The Cornwall Law Society is a countywide association of Solicitors, Notary Publics, Chartered Fellows of the Institute of Legal Executives, Licensed Conveyancers and trainees, made up of those who practise within the County of Cornwall or within 14 miles of it and currently has in the region of 300 members.
It is an autonomous organisation – there are nearly 150 similar societies throughout England and Wales – and is completely independent of The Law Society, which is the governing and regulatory body for the Profession as a whole.
The Society was formed in 1883 and its first President was Henry Sewell Stokes from Bodmin.
The present constitution was adopted in 1920 and amongst its Objects it cites: “The upholding of the character and status of the Solicitors practising within the County of Cornwall or within 14 miles thereof. The promotion of honourable professional practise. The suppression of malpractice. The settlement of points of practise.
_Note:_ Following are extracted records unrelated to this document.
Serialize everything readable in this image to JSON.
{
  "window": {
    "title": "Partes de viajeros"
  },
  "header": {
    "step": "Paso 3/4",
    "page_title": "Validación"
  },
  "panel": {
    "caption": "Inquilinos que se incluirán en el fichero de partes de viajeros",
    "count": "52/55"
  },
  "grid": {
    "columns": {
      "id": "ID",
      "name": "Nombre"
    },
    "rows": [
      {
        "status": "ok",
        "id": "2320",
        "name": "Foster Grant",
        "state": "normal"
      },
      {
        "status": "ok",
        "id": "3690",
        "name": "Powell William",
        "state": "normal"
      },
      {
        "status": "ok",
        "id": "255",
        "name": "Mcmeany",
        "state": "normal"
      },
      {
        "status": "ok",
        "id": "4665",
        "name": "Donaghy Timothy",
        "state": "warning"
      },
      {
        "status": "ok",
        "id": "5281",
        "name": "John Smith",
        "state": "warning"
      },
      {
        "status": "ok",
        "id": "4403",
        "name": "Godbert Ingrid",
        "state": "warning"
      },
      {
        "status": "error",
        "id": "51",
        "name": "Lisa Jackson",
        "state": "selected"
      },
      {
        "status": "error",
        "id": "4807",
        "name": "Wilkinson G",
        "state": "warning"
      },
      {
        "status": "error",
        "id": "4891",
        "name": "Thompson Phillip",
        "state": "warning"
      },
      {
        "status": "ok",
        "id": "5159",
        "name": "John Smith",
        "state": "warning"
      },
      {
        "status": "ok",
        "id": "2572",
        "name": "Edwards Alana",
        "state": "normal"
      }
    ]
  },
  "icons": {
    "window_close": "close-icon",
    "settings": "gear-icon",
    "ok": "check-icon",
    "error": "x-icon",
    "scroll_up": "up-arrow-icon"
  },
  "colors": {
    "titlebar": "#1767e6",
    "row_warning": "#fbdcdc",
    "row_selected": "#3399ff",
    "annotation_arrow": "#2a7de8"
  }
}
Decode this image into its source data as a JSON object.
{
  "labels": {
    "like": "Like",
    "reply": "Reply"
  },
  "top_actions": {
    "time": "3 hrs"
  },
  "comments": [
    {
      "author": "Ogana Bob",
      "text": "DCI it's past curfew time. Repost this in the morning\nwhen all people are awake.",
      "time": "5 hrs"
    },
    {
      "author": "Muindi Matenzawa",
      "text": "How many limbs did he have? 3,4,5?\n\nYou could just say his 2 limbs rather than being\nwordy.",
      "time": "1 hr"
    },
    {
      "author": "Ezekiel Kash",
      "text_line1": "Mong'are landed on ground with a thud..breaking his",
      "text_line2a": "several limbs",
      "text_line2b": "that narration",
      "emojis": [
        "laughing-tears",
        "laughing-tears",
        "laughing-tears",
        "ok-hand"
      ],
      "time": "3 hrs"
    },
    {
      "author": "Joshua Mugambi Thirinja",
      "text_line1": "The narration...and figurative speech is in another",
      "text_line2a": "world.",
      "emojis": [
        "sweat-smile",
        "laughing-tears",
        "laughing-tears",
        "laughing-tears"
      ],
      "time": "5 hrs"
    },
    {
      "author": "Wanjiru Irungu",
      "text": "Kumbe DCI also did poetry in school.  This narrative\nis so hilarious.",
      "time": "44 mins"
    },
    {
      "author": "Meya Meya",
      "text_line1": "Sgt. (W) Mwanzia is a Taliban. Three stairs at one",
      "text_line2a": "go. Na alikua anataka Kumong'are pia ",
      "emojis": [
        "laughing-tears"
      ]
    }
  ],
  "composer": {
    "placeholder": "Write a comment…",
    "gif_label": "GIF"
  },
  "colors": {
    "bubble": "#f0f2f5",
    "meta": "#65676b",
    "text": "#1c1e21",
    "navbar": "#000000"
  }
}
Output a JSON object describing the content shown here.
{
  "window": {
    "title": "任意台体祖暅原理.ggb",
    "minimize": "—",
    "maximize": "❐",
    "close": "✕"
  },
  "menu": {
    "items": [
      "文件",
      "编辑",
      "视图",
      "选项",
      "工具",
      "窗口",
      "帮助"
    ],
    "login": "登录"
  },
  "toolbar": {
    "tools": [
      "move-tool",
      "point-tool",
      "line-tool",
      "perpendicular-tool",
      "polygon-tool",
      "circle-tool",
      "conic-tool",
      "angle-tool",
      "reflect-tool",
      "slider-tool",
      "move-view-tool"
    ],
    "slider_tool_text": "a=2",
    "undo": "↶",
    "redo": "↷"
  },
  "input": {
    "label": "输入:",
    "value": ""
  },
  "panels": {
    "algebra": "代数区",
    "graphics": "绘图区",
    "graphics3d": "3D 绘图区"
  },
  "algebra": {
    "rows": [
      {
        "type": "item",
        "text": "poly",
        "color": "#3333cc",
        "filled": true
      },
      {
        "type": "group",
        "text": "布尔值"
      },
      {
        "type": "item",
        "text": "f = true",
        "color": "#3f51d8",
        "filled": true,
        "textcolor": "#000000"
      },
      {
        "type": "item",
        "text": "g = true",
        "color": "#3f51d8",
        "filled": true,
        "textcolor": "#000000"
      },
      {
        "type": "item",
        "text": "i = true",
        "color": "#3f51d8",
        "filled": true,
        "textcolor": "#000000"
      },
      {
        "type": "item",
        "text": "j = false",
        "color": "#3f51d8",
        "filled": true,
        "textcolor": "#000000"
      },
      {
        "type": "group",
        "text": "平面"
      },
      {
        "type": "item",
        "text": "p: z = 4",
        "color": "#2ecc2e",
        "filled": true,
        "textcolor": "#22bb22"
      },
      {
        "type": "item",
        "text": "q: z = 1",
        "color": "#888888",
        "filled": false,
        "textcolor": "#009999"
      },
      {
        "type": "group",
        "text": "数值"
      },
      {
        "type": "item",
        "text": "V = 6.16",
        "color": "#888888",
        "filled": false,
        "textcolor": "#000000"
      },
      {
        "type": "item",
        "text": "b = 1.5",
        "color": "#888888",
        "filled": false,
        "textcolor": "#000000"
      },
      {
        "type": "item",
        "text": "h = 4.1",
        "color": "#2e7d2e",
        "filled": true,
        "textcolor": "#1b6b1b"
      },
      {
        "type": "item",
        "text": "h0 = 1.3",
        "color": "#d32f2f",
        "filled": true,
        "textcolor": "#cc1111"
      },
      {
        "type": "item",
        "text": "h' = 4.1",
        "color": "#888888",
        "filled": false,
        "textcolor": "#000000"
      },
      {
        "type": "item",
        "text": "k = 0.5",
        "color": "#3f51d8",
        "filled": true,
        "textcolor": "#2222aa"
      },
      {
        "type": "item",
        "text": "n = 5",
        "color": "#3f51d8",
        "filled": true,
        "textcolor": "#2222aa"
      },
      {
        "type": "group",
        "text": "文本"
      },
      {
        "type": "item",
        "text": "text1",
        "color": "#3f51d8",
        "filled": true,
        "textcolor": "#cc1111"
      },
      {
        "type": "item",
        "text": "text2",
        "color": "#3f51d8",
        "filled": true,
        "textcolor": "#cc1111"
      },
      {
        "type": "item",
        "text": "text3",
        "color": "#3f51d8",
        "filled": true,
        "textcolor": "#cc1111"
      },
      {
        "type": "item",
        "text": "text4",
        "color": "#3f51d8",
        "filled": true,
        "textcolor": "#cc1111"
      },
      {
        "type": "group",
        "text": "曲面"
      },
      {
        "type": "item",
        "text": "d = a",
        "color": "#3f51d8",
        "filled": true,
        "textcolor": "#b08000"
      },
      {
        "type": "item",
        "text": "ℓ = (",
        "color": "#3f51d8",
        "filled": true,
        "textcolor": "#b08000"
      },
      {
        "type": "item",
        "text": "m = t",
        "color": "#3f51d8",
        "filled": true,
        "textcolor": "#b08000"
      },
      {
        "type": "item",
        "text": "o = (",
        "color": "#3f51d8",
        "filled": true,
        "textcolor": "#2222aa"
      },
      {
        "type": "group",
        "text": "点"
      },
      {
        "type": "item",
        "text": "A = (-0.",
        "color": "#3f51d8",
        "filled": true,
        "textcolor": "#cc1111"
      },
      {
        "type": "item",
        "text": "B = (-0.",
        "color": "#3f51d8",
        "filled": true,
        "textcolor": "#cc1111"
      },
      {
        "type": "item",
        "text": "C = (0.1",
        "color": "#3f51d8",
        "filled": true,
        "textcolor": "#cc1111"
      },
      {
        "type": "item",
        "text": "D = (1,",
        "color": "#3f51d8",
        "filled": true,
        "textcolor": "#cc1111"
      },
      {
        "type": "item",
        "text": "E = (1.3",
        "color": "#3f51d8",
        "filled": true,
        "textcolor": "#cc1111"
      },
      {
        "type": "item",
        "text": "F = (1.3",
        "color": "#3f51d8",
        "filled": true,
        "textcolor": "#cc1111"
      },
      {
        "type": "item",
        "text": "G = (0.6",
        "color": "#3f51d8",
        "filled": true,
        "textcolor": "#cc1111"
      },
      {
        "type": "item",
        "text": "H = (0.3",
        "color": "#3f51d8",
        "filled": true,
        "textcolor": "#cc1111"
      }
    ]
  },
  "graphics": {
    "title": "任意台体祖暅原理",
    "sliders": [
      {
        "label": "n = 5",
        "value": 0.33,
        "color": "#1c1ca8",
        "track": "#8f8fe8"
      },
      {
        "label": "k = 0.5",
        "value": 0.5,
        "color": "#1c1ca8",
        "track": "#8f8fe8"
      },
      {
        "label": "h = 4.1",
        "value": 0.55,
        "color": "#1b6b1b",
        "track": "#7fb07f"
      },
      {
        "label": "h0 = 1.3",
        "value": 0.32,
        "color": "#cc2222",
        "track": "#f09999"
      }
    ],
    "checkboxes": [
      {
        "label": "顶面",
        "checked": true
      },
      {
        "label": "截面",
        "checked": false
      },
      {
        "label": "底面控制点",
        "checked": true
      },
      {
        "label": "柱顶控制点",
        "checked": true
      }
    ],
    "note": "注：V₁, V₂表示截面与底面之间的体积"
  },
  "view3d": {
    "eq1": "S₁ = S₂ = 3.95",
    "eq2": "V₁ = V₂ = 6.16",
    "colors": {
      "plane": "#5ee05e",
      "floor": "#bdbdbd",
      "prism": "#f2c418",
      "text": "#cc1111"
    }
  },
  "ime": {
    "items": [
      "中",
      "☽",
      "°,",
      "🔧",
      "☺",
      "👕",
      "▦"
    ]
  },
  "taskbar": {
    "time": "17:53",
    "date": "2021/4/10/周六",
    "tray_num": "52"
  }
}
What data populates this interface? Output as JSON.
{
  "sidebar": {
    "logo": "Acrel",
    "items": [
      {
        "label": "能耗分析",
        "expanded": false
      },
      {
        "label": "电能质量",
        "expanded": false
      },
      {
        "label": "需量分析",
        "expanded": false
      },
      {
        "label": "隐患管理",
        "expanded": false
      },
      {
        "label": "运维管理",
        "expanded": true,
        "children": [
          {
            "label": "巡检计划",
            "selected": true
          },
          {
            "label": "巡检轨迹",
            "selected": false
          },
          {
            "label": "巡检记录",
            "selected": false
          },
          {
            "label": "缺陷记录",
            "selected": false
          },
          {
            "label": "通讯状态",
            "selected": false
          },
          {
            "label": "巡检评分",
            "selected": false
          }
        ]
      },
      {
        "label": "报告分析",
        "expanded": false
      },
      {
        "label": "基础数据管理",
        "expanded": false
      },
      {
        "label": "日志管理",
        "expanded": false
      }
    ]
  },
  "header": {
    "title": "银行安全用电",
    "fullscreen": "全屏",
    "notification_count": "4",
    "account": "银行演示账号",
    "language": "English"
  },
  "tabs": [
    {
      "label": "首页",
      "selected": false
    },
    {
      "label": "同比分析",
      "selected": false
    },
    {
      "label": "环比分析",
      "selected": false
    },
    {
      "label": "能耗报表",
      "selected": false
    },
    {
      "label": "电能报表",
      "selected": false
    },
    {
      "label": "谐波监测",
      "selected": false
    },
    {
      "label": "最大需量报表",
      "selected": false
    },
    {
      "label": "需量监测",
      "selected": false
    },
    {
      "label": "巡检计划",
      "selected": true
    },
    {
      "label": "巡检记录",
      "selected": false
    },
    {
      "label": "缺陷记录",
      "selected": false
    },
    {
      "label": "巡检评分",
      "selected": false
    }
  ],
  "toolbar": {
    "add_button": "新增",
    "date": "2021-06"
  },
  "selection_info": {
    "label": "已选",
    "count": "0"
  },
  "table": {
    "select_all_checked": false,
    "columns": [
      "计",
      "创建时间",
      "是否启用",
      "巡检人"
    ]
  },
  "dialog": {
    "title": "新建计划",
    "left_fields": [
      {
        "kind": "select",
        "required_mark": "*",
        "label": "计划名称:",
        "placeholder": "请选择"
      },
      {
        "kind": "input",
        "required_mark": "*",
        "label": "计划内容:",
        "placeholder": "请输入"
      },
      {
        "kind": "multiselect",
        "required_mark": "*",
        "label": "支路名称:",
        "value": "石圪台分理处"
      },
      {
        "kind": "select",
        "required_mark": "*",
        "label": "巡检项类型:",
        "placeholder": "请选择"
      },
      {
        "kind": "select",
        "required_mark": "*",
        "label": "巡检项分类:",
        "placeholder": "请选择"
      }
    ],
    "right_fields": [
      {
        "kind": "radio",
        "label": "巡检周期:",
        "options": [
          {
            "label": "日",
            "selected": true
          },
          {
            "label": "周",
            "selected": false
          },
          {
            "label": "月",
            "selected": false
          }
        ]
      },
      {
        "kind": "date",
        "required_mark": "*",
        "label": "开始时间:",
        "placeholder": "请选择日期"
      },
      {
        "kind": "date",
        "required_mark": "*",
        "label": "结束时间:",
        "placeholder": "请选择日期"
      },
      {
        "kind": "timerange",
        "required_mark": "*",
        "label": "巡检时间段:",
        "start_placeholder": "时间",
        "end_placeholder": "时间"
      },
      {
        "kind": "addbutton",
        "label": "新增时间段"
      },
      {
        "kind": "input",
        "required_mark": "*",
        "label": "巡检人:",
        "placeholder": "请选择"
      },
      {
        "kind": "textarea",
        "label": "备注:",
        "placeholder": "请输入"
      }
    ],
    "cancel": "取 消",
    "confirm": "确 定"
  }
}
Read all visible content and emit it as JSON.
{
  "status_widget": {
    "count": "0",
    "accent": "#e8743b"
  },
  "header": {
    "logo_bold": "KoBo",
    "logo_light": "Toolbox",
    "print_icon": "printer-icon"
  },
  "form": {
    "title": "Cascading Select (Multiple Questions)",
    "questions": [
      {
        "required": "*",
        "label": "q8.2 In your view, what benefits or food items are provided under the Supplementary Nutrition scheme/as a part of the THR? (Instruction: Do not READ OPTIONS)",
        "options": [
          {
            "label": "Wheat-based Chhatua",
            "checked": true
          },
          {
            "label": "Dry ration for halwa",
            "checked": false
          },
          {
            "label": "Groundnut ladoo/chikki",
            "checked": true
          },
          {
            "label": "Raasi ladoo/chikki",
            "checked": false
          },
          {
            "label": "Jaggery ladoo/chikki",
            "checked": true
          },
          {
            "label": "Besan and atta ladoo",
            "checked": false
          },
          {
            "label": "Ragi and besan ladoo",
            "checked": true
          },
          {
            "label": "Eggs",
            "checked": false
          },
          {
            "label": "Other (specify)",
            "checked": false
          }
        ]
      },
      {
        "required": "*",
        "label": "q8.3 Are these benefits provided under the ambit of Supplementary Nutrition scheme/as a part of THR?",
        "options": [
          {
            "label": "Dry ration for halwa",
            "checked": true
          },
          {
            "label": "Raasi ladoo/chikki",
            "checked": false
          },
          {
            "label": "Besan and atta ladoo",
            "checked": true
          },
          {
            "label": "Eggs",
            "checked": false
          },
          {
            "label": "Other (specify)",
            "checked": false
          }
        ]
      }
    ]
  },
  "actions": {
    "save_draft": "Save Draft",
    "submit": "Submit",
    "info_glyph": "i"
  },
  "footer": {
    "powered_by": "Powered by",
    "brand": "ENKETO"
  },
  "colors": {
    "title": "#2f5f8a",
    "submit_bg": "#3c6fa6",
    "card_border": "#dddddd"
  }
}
The decision of questions of professional welfare, usage, or of courtesy.”
Though the language may be a little archaic, we believe that the sentiments expressed are just as valid today as they were 100 years ago.
Today the society is a modern professional organisation, run by a voluntary committee drawn from the ranks of practising solicitors and supported by a paid administrator, who is responsible for arranging Continuing Education Courses to help Solicitors keep abreast of constant changes in the law, which in turn enables local firms to give their clients as good a service as can be found anywhere else in the country.
As one of the larger Local Law Societies, Cornwall law Society also make regular representations to legal and other government bodies on matters of current concern.